I giovani spesso sentono molto forte la questione della autorealizzazione personale. Non si tratta di ubbidire alla volontà di un altro. Più immediatamente – nel loro sentire – si tratta di rendere felici se stessi. Accanto spesso si trova l’affermazione, qualche volta un po’ retorica, di essere di aiuto agli altri. C’è una reale dinamica dentro di loro, che va raccolta e indirizzata. Non si può non ascoltarli; sono sinceri; esigono di essere guidati, accompagnati, sostenuti con infinita pazienza e una buona determinazione.

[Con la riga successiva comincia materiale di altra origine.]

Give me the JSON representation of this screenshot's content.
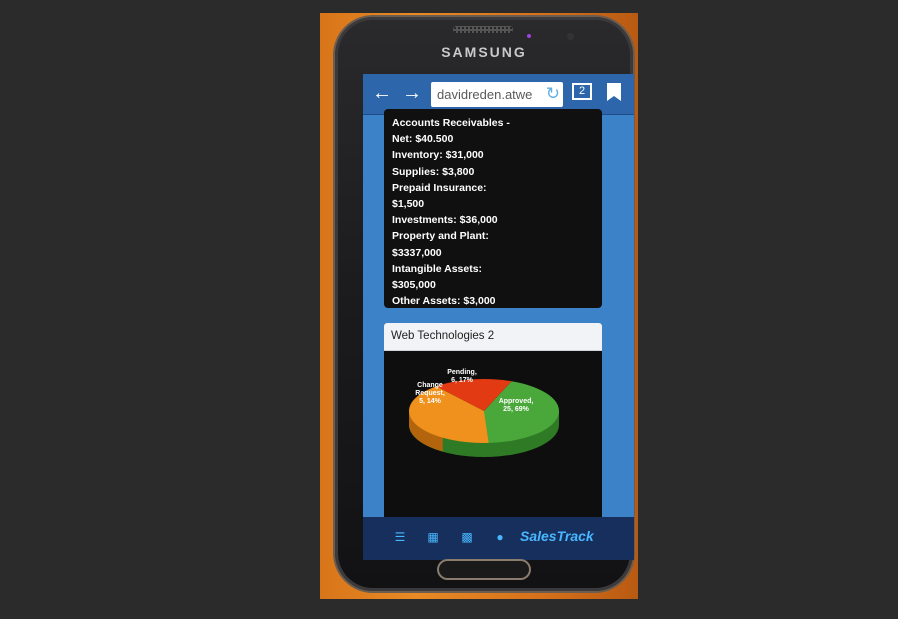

Le nuove generazioni in genere guardano al loro futuro sostanzialmente su due versanti: una sistemazione economica e un appagamento affettivo corporeo soddisfacente. Sono motivi di integrazione, di costruzione di una loro reale identità; sono processi di identificazione, che vanno integrati, vanno corretti, ma soprattutto vanno assunti. Diversamente l’azione educativa è improduttiva, nulla o addirittura dannosa. I giovani coltivano una certa prospettiva religiosa; non la escludono; faticano ad avere metodo, motivazioni durature, relazioni che la favoriscano. Non è facile per loro dare un volto al mistero e alla trascendenza: quando si deve dare concretezza storica al problema religioso e riconoscerlo in Gesù di Nazaret, il cammino si fa più arduo. I giovani avvertono un senso di identità incompiuta, che favorisce una certa permanenza in luoghi caldi e sicuri, quali la famiglia di origine. Il giovane italiano non si stacca dalla famiglia. All’interno di un contesto rassicurante permane un certo calcolo di comodità, accanto ad un evanescente desiderio di bene, il quale si accompagna spesso al relativismo etico.

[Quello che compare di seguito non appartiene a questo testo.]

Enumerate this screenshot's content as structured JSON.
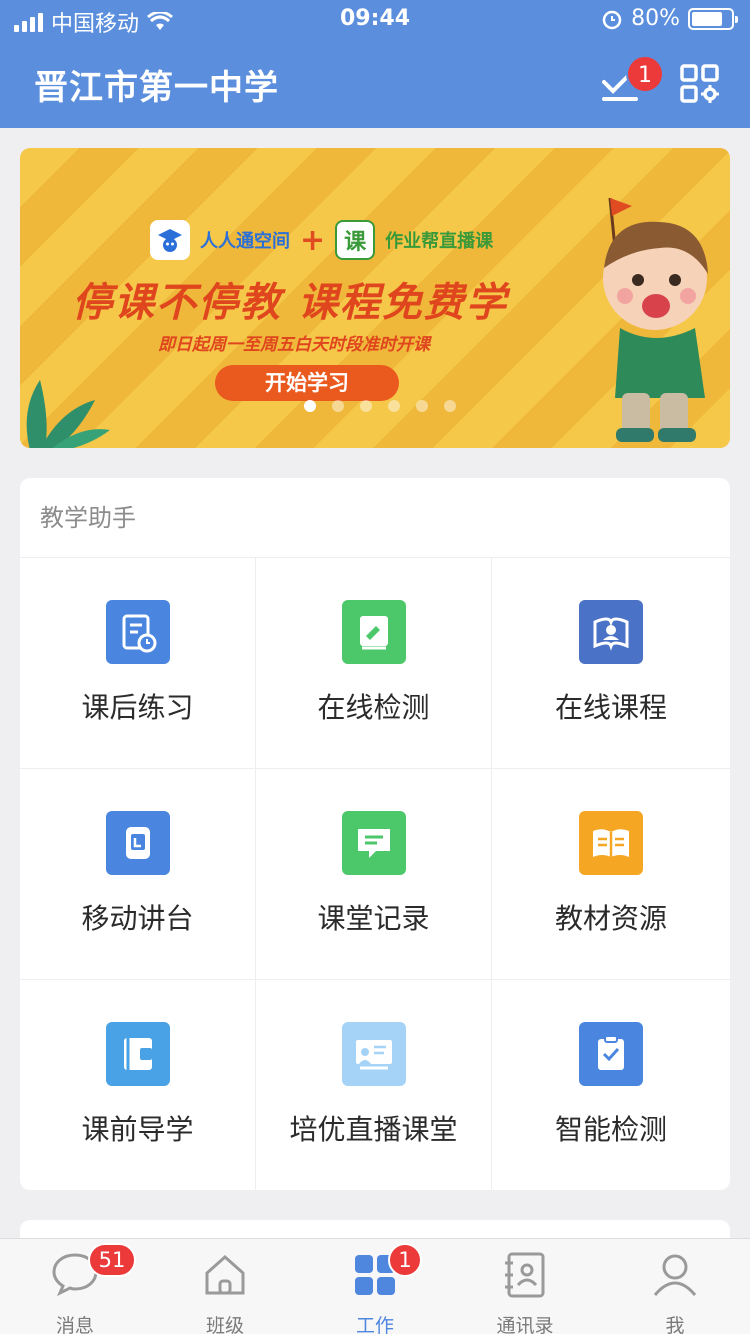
{
  "status_bar": {
    "carrier": "中国移动",
    "time": "09:44",
    "battery": "80%",
    "battery_level": 0.8
  },
  "header": {
    "title": "晋江市第一中学",
    "todo_badge": "1"
  },
  "banner": {
    "brand1": "人人通空间",
    "plus": "+",
    "brand2_logo": "课",
    "brand2": "作业帮直播课",
    "headline": "停课不停教  课程免费学",
    "subline": "即日起周一至周五白天时段准时开课",
    "cta": "开始学习",
    "slide_count": 6,
    "active_slide": 1
  },
  "assistant": {
    "title": "教学助手",
    "items": [
      {
        "label": "课后练习",
        "icon": "homework-icon",
        "color": "#4a86e0"
      },
      {
        "label": "在线检测",
        "icon": "online-test-icon",
        "color": "#4cc76a"
      },
      {
        "label": "在线课程",
        "icon": "online-course-icon",
        "color": "#4a72c6"
      },
      {
        "label": "移动讲台",
        "icon": "mobile-podium-icon",
        "color": "#4a86e0"
      },
      {
        "label": "课堂记录",
        "icon": "class-record-icon",
        "color": "#4cc76a"
      },
      {
        "label": "教材资源",
        "icon": "textbook-icon",
        "color": "#f5a623"
      },
      {
        "label": "课前导学",
        "icon": "preview-guide-icon",
        "color": "#4aa2e6"
      },
      {
        "label": "培优直播课堂",
        "icon": "live-class-icon",
        "color": "#a5d3f7"
      },
      {
        "label": "智能检测",
        "icon": "smart-test-icon",
        "color": "#4a86e0"
      }
    ]
  },
  "tabbar": {
    "tabs": [
      {
        "label": "消息",
        "badge": "51"
      },
      {
        "label": "班级",
        "badge": ""
      },
      {
        "label": "工作",
        "badge": "1"
      },
      {
        "label": "通讯录",
        "badge": ""
      },
      {
        "label": "我",
        "badge": ""
      }
    ],
    "active_tab": "工作"
  },
  "colors": {
    "header": "#5b8fde",
    "badge": "#ec3a3a",
    "active_tab": "#4f86de"
  }
}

A partire da queste considerazioni possiamo costruire una lettura della situazione giovanile piena di speranza, ma insieme anche carica di incertezza di fronte al futuro. Anche coloro che sono legati alla nostra tradizione talvolta si sentono soli. Sono combattuti interiormente: non si tratta tanto di scegliere pro o contro Gesù, piuttosto scelgono pro o contro la possibilità di stabilire relazioni significative e appaganti. Trovando strade per relazioni immediatamente più gratificanti, preferiscono questi percorsi che rispondono ai bisogni affettivi prima ancora che a quelli religiosi. Sul principio mantengono una relazione con Gesù in un modo molto privatistico, poi, poco a poco, la dinamica delle relazioni e il relativismo etico fanno abbandonare anche l’aspetto privato e frantumano la struttura della coscienza.

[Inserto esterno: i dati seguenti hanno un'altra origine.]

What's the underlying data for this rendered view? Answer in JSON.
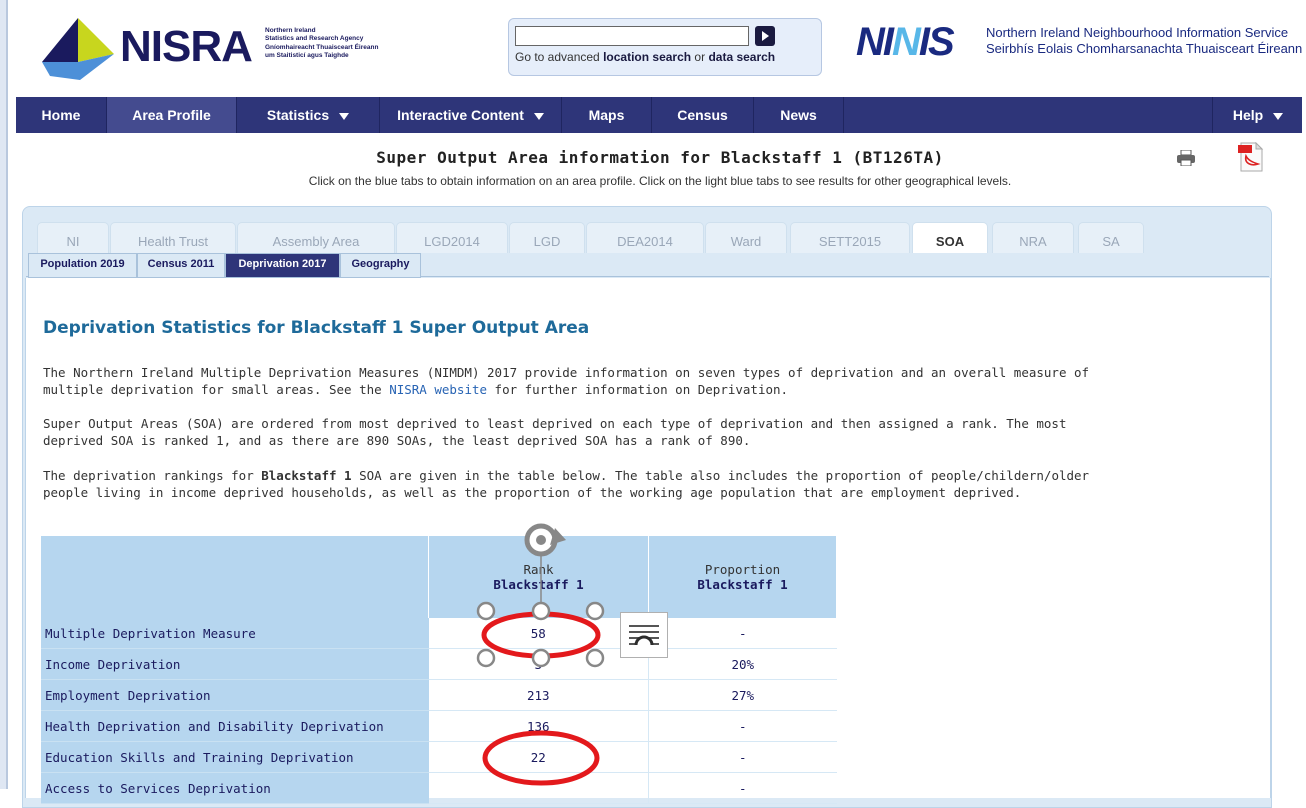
{
  "header": {
    "logo_text": "NISRA",
    "agency_lines": [
      "Northern Ireland",
      "Statistics and Research Agency",
      "Gníomhaireacht Thuaisceart Éireann",
      "um Staitisticí agus Taighde"
    ],
    "search": {
      "value": "",
      "text_prefix": "Go to advanced ",
      "link1": "location search",
      "text_mid": " or ",
      "link2": "data search"
    },
    "ninis_logo": [
      "NI",
      "N",
      "IS"
    ],
    "ninis_tagline": [
      "Northern Ireland Neighbourhood Information Service",
      "Seirbhís Eolais Chomharsanachta Thuaisceart Éireann"
    ]
  },
  "nav": {
    "items": [
      "Home",
      "Area Profile",
      "Statistics",
      "Interactive Content",
      "Maps",
      "Census",
      "News",
      "Help"
    ]
  },
  "page": {
    "title": "Super Output Area information for Blackstaff 1 (BT126TA)",
    "subtitle": "Click on the blue tabs to obtain information on an area profile. Click on the light blue tabs to see results for other geographical levels."
  },
  "geo_tabs": [
    "NI",
    "Health Trust",
    "Assembly Area",
    "LGD2014",
    "LGD",
    "DEA2014",
    "Ward",
    "SETT2015",
    "SOA",
    "NRA",
    "SA"
  ],
  "sub_tabs": [
    "Population 2019",
    "Census 2011",
    "Deprivation 2017",
    "Geography"
  ],
  "content": {
    "heading": "Deprivation Statistics for Blackstaff 1 Super Output Area",
    "para1_a": "The Northern Ireland Multiple Deprivation Measures (NIMDM) 2017 provide information on seven types of deprivation and an overall measure of multiple deprivation for small areas. See the ",
    "para1_link": "NISRA website",
    "para1_b": " for further information on Deprivation.",
    "para2": "Super Output Areas (SOA) are ordered from most deprived to least deprived on each type of deprivation and then assigned a rank. The most deprived SOA is ranked 1, and as there are 890 SOAs, the least deprived SOA has a rank of 890.",
    "para3_a": "The deprivation rankings for ",
    "para3_bold": "Blackstaff 1",
    "para3_b": " SOA are given in the table below. The table also includes the proportion of people/childern/older people living in income deprived households, as well as the proportion of the working age population that are employment deprived."
  },
  "table": {
    "headers": [
      {
        "label": "",
        "area": ""
      },
      {
        "label": "Rank",
        "area": "Blackstaff 1"
      },
      {
        "label": "Proportion",
        "area": "Blackstaff 1"
      }
    ],
    "rows": [
      {
        "measure": "Multiple Deprivation Measure",
        "rank": "58",
        "proportion": "-"
      },
      {
        "measure": "Income Deprivation",
        "rank": "3",
        "proportion": "20%"
      },
      {
        "measure": "Employment Deprivation",
        "rank": "213",
        "proportion": "27%"
      },
      {
        "measure": "Health Deprivation and Disability Deprivation",
        "rank": "136",
        "proportion": "-"
      },
      {
        "measure": "Education Skills and Training Deprivation",
        "rank": "22",
        "proportion": "-"
      },
      {
        "measure": "Access to Services Deprivation",
        "rank": "",
        "proportion": "-"
      }
    ]
  },
  "annotation_colors": {
    "circle": "#e3191c",
    "handle": "#888888"
  }
}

È decisivo ricondurre i giovani a ricomprendere la vita nella sua struttura unitaria in cui ci sono un punto di partenza e un punto di arrivo. Per mantenere questa struttura unitaria della persona è necessario percepire che le cose passano, che le età della vita sono diverse, che gli idealismi si trasformano in realismi, che tutte queste dinamiche si succedono inevitabilmente; bisogna in un certo senso percepire la realtà del morire e la verità della vita eterna. Questo è il segreto del cristianesimo. Se non c’è questa percezione del tempo si viene frammentati e macinati lungo il cammino. Per nutrire questa coscienza viva della storia bisogna reintrodurre in modo consistente la verità di Dio, come un Dio “in sé”, che ha consistenza propria, verità di se stesso, fondamento del mondo, garante della storia; e un Dio “per me”, come qualcuno che mi conosce, che si occupa di me, che mi accompagna, che mi perdona, che mi sostiene.